We also reject defendant's contention that the judgment should be reversed and the case remanded for a new trial without the bailiff's presence. First, the bailiff (although at times perhaps present in the courtroom) no longer served as a bailiff at defendant's trial after the date of the confiscation incident. Second, given the affirmative measures taken by the court to ensure there would be no further interference with the attorney-client communications, the record shows defendant's ability to fully and comfortably communicate with his counsel was not impeded by the earlier conduct even if the bailiff remained in court. (See People v. Wallace (2008) 44 Cal.4th 1032, 1056-1057.)
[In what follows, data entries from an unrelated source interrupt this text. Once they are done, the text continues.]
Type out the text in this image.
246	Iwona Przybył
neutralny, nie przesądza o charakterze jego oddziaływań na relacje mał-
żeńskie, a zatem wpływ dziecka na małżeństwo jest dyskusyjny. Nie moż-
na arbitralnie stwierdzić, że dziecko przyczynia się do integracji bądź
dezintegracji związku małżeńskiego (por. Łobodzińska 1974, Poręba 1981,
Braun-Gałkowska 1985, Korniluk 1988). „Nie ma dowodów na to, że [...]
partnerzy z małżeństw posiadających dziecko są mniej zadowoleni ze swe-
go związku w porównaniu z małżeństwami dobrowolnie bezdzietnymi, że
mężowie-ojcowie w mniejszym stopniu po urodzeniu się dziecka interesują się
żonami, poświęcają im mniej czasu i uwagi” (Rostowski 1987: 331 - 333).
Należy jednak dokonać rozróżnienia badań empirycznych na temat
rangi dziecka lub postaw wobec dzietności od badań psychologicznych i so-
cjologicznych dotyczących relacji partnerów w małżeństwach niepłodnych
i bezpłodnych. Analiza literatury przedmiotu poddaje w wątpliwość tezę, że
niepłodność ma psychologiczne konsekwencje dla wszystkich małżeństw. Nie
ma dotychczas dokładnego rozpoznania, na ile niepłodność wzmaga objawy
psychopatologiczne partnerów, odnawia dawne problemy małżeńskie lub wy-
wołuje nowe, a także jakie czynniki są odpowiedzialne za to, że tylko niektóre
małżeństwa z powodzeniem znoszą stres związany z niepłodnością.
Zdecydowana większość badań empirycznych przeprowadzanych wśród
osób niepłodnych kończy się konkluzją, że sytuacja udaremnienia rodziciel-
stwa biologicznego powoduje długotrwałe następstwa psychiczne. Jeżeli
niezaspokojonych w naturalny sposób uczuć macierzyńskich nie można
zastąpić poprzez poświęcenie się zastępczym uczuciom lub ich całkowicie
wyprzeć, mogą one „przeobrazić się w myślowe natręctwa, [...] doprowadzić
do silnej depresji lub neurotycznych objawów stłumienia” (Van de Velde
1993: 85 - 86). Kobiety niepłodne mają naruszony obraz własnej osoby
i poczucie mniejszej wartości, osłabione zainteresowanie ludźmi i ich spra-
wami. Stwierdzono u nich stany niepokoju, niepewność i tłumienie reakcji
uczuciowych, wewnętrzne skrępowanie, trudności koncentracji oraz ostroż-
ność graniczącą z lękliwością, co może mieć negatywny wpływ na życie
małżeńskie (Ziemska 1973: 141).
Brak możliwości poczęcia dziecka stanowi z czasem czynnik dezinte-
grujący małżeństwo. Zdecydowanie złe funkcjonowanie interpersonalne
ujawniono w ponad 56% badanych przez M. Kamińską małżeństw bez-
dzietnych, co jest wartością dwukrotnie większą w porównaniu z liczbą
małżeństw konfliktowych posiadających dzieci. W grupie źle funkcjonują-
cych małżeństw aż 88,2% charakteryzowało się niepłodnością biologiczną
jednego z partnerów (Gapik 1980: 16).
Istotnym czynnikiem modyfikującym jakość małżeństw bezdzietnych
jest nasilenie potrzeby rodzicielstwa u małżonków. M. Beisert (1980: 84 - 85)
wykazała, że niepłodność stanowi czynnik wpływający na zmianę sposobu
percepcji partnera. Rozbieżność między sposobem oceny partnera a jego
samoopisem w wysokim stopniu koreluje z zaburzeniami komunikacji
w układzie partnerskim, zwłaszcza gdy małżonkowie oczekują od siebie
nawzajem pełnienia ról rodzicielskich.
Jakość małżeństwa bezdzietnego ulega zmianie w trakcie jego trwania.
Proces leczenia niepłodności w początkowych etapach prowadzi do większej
To the extent defendant argues the case should be dismissed solely to deter future misconduct, we reject this contention. Although the bailiff's specific response was improper, this is not a case involving bad faith misconduct by the state designed to interfere with the defense of the case. (See People v. Alexander, supra, 49 Cal.4th at pp. 890, 895, 897.) Moreover, because the record shows there was no prejudice, there is no basis to consider dismissal as a possible remedy. (United States v. Morrison, supra, 449 U.S. at p. 365, fn. 2 [rejecting claim that policy of deterrence alone supports dismissal]; People v. Alexander, supra, 49 Cal.4th at pp. 891 & fn. 25, 897-899 & fn. 29; People v. Ervine, supra, 47 Cal.4th at pp. 764-765, 770-771; People v. Towler, supra, 31 Cal.3d at pp. 120-122.)

III. Number of Security Officers in Courtroom

Defendant argues the trial court abused its discretion in overruling his challenge to the number of security officers present in the courtroom during trial.

During pretrial proceedings, there were seven security officers present in the courtroom. Defense counsel objected that there were too many officers. The court responded: "There's always this many correctional officers around. . . . I think there should be. Furthermore, let me note, this is a case that has a potential life sentence, and whenever the stakes are that high, I don't think that two or three more correctional officers . . . is out of line."

The court commented that during the pendency of trial one or two of the officers might not be present. The record does not reveal precisely how many officers remained throughout trial.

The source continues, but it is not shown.